ADR-0018: On-Device LLM Inference Engine
DateFebruary 12, 2026
CategoryLLM Integration
Context
We need a reliable on-device inference stack to support upcoming LLM-assisted features. The app is offline-only, must run on mid-range Android phones, and should have predictable performance. We are leaning toward models from Liquid AI, but need to choose an inference engine and model format that can run those models locally with acceptable latency and memory use.
Decision
We will adopt an on-device inference engine that supports Liquid AI models and provides:
- Stable Android integration
- Quantized model support
- Streaming token generation
- Predictable memory usage
We will prioritize a lightweight native runtime (C/C++ with JNI) and ship a single model format to minimize complexity.
Rationale
- Optimizes for offline reliability and predictable performance.

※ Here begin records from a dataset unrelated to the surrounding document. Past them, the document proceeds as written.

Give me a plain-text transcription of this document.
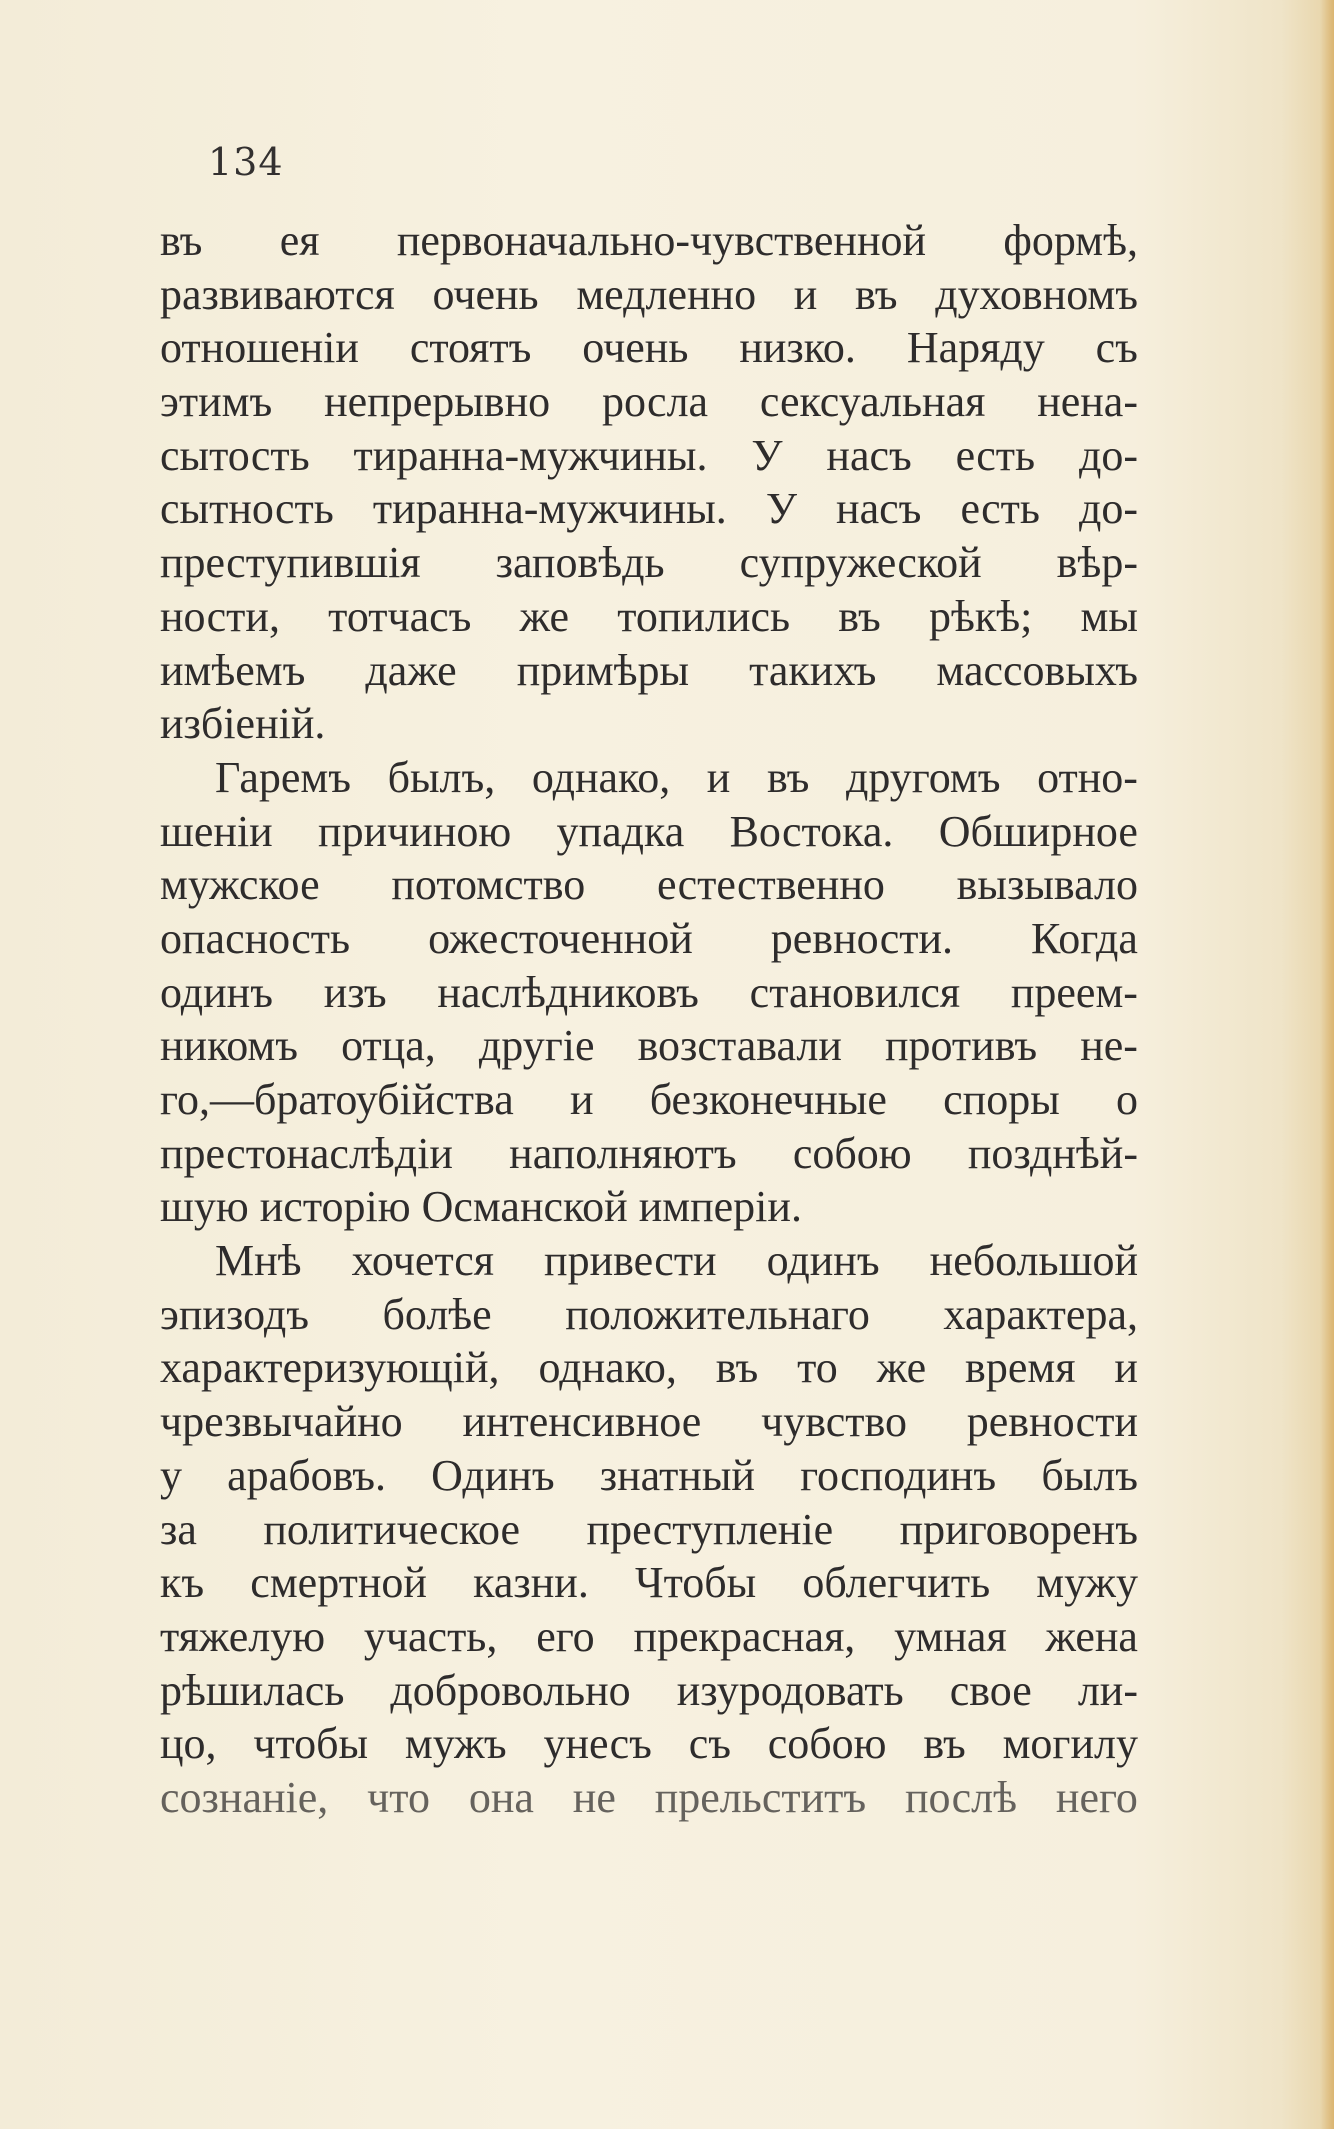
134

въ ея первоначально-чувственной формѣ,
развиваются очень медленно и въ духовномъ
отношеніи стоятъ очень низко. Наряду съ
этимъ непрерывно росла сексуальная нена-
сытость тиранна-мужчины. У насъ есть до-
сытность тиранна-мужчины. У насъ есть до-
преступившія заповѣдь супружеской вѣр-
ности, тотчасъ же топились въ рѣкѣ; мы
имѣемъ даже примѣры такихъ массовыхъ
избіеній.
Гаремъ былъ, однако, и въ другомъ отно-
шеніи причиною упадка Востока. Обширное
мужское потомство естественно вызывало
опасность ожесточенной ревности. Когда
одинъ изъ наслѣдниковъ становился преем-
никомъ отца, другіе возставали противъ не-
го,—братоубійства и безконечные споры о
престонаслѣдіи наполняютъ собою позднѣй-
шую исторію Османской имперіи.
Мнѣ хочется привести одинъ небольшой
эпизодъ болѣе положительнаго характера,
характеризующій, однако, въ то же время и
чрезвычайно интенсивное чувство ревности
у арабовъ. Одинъ знатный господинъ былъ
за политическое преступленіе приговоренъ
къ смертной казни. Чтобы облегчить мужу
тяжелую участь, его прекрасная, умная жена
рѣшилась добровольно изуродовать свое ли-
цо, чтобы мужъ унесъ съ собою въ могилу
сознаніе, что она не прельститъ послѣ него
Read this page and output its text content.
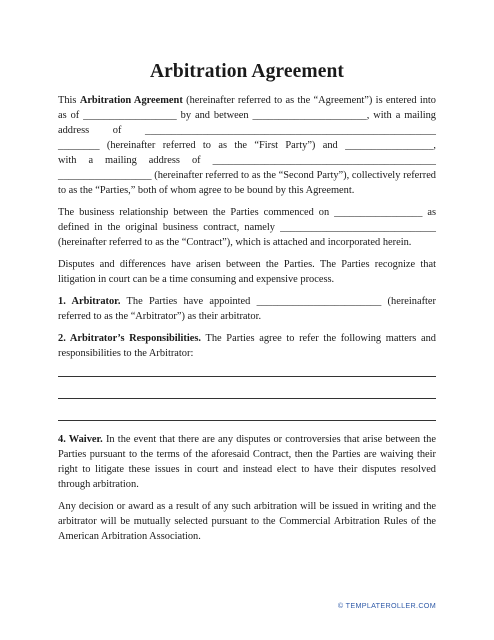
Arbitration Agreement
This Arbitration Agreement (hereinafter referred to as the “Agreement”) is entered into
as of __________________ by and between ______________________, with a mailing
address of ________________________________________________________
________ (hereinafter referred to as the “First Party”) and _________________,
with a mailing address of ___________________________________________
__________________ (hereinafter referred to as the “Second Party”), collectively referred
to as the “Parties,” both of whom agree to be bound by this Agreement.
The business relationship between the Parties commenced on _________________ as
defined in the original business contract, namely ______________________________
(hereinafter referred to as the “Contract”), which is attached and incorporated herein.
Disputes and differences have arisen between the Parties. The Parties recognize that
litigation in court can be a time consuming and expensive process.
1. Arbitrator. The Parties have appointed ________________________ (hereinafter
referred to as the “Arbitrator”) as their arbitrator.
2. Arbitrator’s Responsibilities. The Parties agree to refer the following matters and
responsibilities to the Arbitrator:
4. Waiver. In the event that there are any disputes or controversies that arise between the
Parties pursuant to the terms of the aforesaid Contract, then the Parties are waiving their
right to litigate these issues in court and instead elect to have their disputes resolved
through arbitration.
Any decision or award as a result of any such arbitration will be issued in writing and the
arbitrator will be mutually selected pursuant to the Commercial Arbitration Rules of the
American Arbitration Association.
© TEMPLATEROLLER.COM
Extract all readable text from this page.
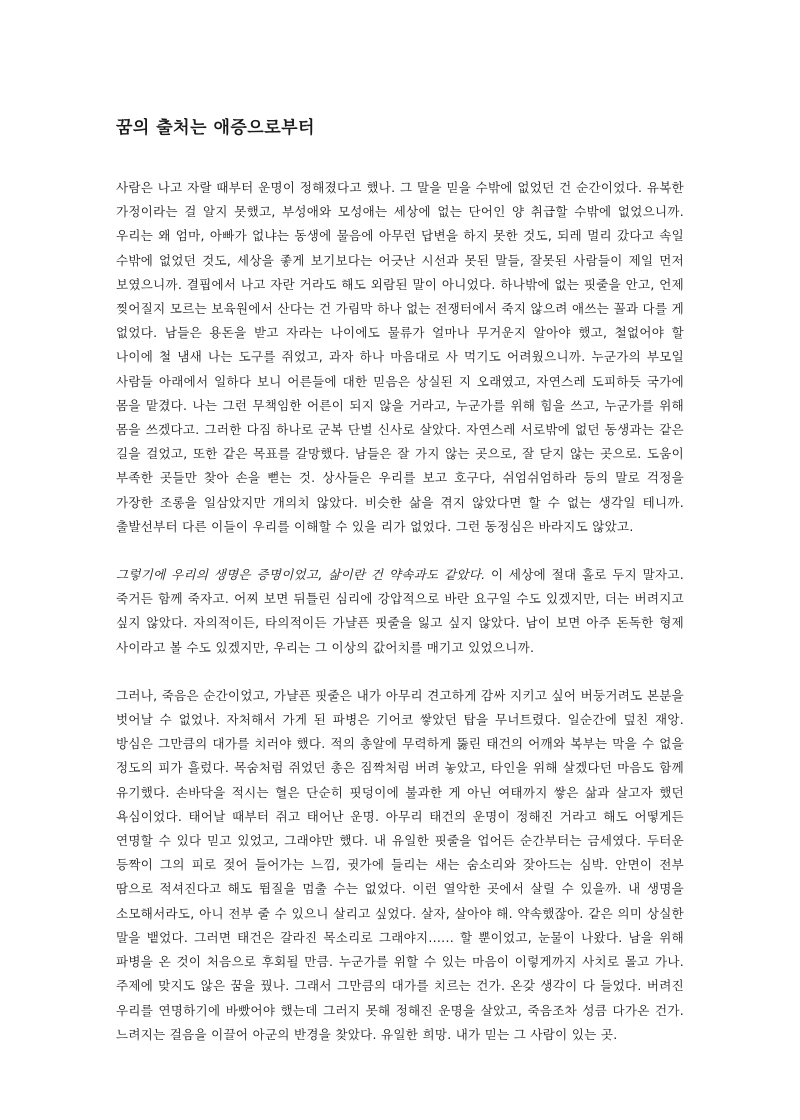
꿈의 출처는 애증으로부터

사람은 나고 자랄 때부터 운명이 정해졌다고 했나. 그 말을 믿을 수밖에 없었던 건 순간이었다. 유복한 가정이라는 걸 알지 못했고, 부성애와 모성애는 세상에 없는 단어인 양 취급할 수밖에 없었으니까. 우리는 왜 엄마, 아빠가 없냐는 동생에 물음에 아무런 답변을 하지 못한 것도, 되레 멀리 갔다고 속일 수밖에 없었던 것도, 세상을 좋게 보기보다는 어긋난 시선과 못된 말들, 잘못된 사람들이 제일 먼저 보였으니까. 결핍에서 나고 자란 거라도 해도 외람된 말이 아니었다. 하나밖에 없는 핏줄을 안고, 언제 찢어질지 모르는 보육원에서 산다는 건 가림막 하나 없는 전쟁터에서 죽지 않으려 애쓰는 꼴과 다를 게 없었다. 남들은 용돈을 받고 자라는 나이에도 물류가 얼마나 무거운지 알아야 했고, 철없어야 할 나이에 철 냄새 나는 도구를 쥐었고, 과자 하나 마음대로 사 먹기도 어려웠으니까. 누군가의 부모일 사람들 아래에서 일하다 보니 어른들에 대한 믿음은 상실된 지 오래였고, 자연스레 도피하듯 국가에 몸을 맡겼다. 나는 그런 무책임한 어른이 되지 않을 거라고, 누군가를 위해 힘을 쓰고, 누군가를 위해 몸을 쓰겠다고. 그러한 다짐 하나로 군복 단벌 신사로 살았다. 자연스레 서로밖에 없던 동생과는 같은 길을 걸었고, 또한 같은 목표를 갈망했다. 남들은 잘 가지 않는 곳으로, 잘 닫지 않는 곳으로. 도움이 부족한 곳들만 찾아 손을 뻗는 것. 상사들은 우리를 보고 호구다, 쉬엄쉬엄하라 등의 말로 걱정을 가장한 조롱을 일삼았지만 개의치 않았다. 비슷한 삶을 겪지 않았다면 할 수 없는 생각일 테니까. 출발선부터 다른 이들이 우리를 이해할 수 있을 리가 없었다. 그런 동정심은 바라지도 않았고.

그렇기에 우리의 생명은 증명이었고, 삶이란 건 약속과도 같았다. 이 세상에 절대 홀로 두지 말자고. 죽거든 함께 죽자고. 어찌 보면 뒤틀린 심리에 강압적으로 바란 요구일 수도 있겠지만, 더는 버려지고 싶지 않았다. 자의적이든, 타의적이든 가냘픈 핏줄을 잃고 싶지 않았다. 남이 보면 아주 돈독한 형제 사이라고 볼 수도 있겠지만, 우리는 그 이상의 값어치를 매기고 있었으니까.

그러나, 죽음은 순간이었고, 가냘픈 핏줄은 내가 아무리 견고하게 감싸 지키고 싶어 버둥거려도 본분을 벗어날 수 없었나. 자처해서 가게 된 파병은 기어코 쌓았던 탑을 무너트렸다. 일순간에 덮친 재앙. 방심은 그만큼의 대가를 치러야 했다. 적의 총알에 무력하게 뚫린 태건의 어깨와 복부는 막을 수 없을 정도의 피가 흘렀다. 목숨처럼 쥐었던 총은 짐짝처럼 버려 놓았고, 타인을 위해 살겠다던 마음도 함께 유기했다. 손바닥을 적시는 혈은 단순히 핏덩이에 불과한 게 아닌 여태까지 쌓은 삶과 살고자 했던 욕심이었다. 태어날 때부터 쥐고 태어난 운명. 아무리 태건의 운명이 정해진 거라고 해도 어떻게든 연명할 수 있다 믿고 있었고, 그래야만 했다. 내 유일한 핏줄을 업어든 순간부터는 금세였다. 두터운 등짝이 그의 피로 젖어 들어가는 느낌, 귓가에 들리는 새는 숨소리와 잦아드는 심박. 안면이 전부 땀으로 적셔진다고 해도 뜀질을 멈출 수는 없었다. 이런 열악한 곳에서 살릴 수 있을까. 내 생명을 소모해서라도, 아니 전부 줄 수 있으니 살리고 싶었다. 살자, 살아야 해. 약속했잖아. 같은 의미 상실한 말을 뱉었다. 그러면 태건은 갈라진 목소리로 그래야지...... 할 뿐이었고, 눈물이 나왔다. 남을 위해 파병을 온 것이 처음으로 후회될 만큼. 누군가를 위할 수 있는 마음이 이렇게까지 사치로 몰고 가나. 주제에 맞지도 않은 꿈을 꿨나. 그래서 그만큼의 대가를 치르는 건가. 온갖 생각이 다 들었다. 버려진 우리를 연명하기에 바빴어야 했는데 그러지 못해 정해진 운명을 살았고, 죽음조차 성큼 다가온 건가. 느려지는 걸음을 이끌어 아군의 반경을 찾았다. 유일한 희망. 내가 믿는 그 사람이 있는 곳.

- Reduces integration risk by standardizing on one engine and format.
- Keeps memory and binary size under control for mid-range devices.
Consequences
- Engine choice constrains model format and tooling.
- Any future engine switch will require model re-export and retesting.
- We must build a thin abstraction layer to isolate engine specifics.
Alternatives Considered (Optional)
- Multiple engines per device class — increases complexity and QA surface.
- Cloud fallback — violates offline-only constraint.
Notes (Optional)
- Revisit if Liquid AI releases an official Android runtime with better performance or tooling.